Initial Single SNP Tests
In principle, these tests only have power for common variants. In practice, particularly when permutation based methods are used to assess significance, there should be little loss in power by testing all variants using single SNP tests. These tests should include:
- Logistic Regression Based Tests for Discrete Traits
- Discrete outcomes should be evaluated using logistic regression. It is important to include appropriate covariates. For most traits, these might include age and sex and, potentially, principal components of ancestry.
- Linear Regression Based Tests for Quantitative Traits
- For quantitative traits that are not strongly selected, linear regression based tests can also be used. Again, it is important to include an appropriate set of covariates. For many quantitative traits, it may be a very good idea to normalize traits to minimize the impact of outliers on association results.
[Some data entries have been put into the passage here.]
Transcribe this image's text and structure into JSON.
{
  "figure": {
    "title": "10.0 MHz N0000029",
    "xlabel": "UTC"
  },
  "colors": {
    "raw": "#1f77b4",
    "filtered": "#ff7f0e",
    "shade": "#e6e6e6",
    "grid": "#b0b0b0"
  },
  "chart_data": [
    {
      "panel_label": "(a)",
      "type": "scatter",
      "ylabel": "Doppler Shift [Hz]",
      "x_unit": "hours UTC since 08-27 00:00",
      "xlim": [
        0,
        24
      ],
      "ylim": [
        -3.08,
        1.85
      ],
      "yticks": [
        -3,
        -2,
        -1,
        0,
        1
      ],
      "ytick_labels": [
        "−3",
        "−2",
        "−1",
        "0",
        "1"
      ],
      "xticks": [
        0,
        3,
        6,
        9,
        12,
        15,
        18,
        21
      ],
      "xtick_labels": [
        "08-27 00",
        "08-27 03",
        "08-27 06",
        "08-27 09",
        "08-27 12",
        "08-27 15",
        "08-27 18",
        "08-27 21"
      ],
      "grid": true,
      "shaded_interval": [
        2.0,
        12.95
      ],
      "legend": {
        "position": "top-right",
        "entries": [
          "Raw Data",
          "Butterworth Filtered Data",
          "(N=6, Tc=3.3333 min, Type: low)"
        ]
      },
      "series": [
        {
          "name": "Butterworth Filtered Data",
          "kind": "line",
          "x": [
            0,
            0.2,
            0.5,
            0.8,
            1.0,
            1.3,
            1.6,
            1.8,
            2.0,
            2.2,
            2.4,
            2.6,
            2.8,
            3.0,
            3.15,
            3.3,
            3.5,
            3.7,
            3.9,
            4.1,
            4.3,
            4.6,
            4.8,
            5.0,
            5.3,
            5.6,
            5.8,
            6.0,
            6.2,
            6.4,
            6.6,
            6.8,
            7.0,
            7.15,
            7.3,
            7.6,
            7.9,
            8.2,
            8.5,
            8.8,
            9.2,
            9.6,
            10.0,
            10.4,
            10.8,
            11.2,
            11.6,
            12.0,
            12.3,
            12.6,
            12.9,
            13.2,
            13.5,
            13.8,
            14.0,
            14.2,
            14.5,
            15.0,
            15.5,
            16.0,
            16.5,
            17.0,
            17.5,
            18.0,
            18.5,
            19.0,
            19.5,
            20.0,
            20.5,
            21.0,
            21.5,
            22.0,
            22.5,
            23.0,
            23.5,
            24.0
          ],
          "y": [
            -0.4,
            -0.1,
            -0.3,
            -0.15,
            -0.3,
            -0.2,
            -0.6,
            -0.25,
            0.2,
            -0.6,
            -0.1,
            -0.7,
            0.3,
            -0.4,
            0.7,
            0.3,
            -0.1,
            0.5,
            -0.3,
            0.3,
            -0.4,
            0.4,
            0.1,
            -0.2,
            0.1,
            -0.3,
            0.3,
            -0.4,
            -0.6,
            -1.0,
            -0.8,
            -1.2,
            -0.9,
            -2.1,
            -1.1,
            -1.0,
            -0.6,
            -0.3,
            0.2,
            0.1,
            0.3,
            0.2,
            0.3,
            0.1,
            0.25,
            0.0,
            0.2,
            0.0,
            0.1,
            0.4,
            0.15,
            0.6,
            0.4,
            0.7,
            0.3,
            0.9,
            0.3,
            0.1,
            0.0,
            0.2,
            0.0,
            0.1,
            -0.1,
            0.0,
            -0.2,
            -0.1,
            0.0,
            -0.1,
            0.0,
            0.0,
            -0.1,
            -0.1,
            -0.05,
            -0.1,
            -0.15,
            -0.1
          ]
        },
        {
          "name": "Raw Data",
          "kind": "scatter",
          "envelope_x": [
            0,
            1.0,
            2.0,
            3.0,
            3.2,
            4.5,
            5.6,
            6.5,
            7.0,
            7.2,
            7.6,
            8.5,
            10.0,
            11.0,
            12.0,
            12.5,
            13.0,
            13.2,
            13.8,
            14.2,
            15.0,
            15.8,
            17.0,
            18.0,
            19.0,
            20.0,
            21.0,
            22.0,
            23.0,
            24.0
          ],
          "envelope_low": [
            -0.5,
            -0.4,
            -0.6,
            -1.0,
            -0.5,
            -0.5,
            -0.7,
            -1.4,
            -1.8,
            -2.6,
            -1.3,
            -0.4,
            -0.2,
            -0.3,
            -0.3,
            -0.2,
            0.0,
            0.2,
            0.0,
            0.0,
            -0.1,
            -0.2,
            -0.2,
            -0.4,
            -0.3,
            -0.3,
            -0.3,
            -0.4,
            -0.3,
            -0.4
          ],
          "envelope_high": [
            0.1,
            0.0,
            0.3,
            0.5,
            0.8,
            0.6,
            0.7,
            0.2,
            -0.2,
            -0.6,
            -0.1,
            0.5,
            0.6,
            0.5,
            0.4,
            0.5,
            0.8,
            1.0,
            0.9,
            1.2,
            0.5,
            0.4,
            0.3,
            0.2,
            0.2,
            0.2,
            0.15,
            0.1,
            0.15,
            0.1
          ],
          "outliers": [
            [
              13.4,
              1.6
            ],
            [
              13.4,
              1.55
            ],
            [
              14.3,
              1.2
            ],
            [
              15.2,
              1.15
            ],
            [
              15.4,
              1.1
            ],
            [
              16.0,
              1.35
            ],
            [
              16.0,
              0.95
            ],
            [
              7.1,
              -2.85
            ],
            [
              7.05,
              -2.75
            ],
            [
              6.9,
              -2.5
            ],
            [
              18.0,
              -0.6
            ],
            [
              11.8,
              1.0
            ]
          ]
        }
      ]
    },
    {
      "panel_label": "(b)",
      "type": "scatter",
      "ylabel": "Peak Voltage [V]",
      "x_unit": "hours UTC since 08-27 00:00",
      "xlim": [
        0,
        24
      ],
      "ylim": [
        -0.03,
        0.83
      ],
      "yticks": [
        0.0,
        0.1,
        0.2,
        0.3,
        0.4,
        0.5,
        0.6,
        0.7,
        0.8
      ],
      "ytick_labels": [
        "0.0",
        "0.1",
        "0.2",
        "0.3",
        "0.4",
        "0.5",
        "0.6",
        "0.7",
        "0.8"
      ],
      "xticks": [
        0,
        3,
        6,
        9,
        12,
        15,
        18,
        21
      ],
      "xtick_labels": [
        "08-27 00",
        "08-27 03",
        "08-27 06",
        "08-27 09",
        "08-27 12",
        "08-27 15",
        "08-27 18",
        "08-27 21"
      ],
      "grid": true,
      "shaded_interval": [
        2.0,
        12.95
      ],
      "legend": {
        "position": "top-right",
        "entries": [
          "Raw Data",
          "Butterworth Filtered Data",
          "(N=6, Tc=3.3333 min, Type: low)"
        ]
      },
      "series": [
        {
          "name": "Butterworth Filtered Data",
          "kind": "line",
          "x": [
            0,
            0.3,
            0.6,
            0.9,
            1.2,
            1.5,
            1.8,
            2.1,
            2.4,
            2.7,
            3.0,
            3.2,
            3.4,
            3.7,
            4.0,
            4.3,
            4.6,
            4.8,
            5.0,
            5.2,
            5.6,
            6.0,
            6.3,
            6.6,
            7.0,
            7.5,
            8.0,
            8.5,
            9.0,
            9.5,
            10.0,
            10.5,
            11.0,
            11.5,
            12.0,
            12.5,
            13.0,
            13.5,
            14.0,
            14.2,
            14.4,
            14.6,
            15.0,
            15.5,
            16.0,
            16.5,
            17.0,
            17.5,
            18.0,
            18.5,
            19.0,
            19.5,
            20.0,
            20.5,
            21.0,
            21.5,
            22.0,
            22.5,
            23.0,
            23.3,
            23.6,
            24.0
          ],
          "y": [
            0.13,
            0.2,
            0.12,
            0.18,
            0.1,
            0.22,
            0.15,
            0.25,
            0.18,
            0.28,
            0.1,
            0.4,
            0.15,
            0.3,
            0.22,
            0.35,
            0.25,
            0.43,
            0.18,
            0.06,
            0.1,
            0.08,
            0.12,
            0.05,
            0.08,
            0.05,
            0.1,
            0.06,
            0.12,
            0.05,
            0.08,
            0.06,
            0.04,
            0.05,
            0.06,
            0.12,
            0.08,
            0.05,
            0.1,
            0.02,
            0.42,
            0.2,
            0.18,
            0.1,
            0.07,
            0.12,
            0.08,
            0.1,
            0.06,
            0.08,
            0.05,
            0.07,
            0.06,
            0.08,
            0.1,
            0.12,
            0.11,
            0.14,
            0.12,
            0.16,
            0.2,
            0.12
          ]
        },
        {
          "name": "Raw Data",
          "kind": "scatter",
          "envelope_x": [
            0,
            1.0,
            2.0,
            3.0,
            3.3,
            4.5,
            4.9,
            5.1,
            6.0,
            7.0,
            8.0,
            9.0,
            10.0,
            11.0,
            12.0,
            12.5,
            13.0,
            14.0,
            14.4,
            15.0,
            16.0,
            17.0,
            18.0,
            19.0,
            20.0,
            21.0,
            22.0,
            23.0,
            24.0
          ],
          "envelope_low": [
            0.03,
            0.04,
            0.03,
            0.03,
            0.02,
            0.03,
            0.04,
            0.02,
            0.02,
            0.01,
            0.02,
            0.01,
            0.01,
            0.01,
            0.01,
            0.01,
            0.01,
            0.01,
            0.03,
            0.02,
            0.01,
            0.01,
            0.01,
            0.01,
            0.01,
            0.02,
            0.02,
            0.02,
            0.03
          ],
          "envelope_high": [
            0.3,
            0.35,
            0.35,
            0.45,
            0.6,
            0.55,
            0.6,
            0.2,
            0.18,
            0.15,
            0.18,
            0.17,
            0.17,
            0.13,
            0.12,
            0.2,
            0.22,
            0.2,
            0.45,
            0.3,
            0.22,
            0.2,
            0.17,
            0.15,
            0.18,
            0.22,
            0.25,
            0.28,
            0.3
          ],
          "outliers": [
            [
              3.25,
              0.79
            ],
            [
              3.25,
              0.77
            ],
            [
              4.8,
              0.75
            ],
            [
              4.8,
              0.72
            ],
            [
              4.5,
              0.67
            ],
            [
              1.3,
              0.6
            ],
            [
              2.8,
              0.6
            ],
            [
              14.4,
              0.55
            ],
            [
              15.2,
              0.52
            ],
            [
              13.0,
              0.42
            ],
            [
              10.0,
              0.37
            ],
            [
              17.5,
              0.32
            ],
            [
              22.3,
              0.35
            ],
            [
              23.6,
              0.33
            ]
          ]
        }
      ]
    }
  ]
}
- Using genotypes as outcomes for Selected Quantitative Traits
- For both discrete and quantitative traits, analysis can be repeated using genotypes (scored as 0, 1 and 2) as outcomes and phenotypes as predictors.
After carrying out initial single SNP tests, generate Q-Q plots for each analysis. Verify that Q-Q plots are reasonable and that genomic control value is close to 1.0. If not, refine sample and variant filters as needed.
The same analyses that were originally carried for single variants should be carried out for groups of rare variants. In principle, one could simply use the presence of a rare variant (or a particular class of rare variant, such as a non-synonymous variant or a newly discovered variant) as a predictor and repeat the logistic regression, linear regression or genotype regression described above. For an initial pass, I think the precise form of this analysis is not critical, because the next step is to...
More Q-Q Plots
After carrying out initial burden tests, generate Q-Q plots for each analysis. Verify that Q-Q plots are reasonable and that genomic control value is close to 1.0. If not, refine sample and variant filters as needed.
A number of displays will likely be useful. Probably these should include:
- Manhattan Plots
- LocusZoom Plots
- Q-Q Plots
Think You Are Done?
Indels and Structural Variants
You still need a plan to call and evaluate short insertions and deletions as well as larger structural variants.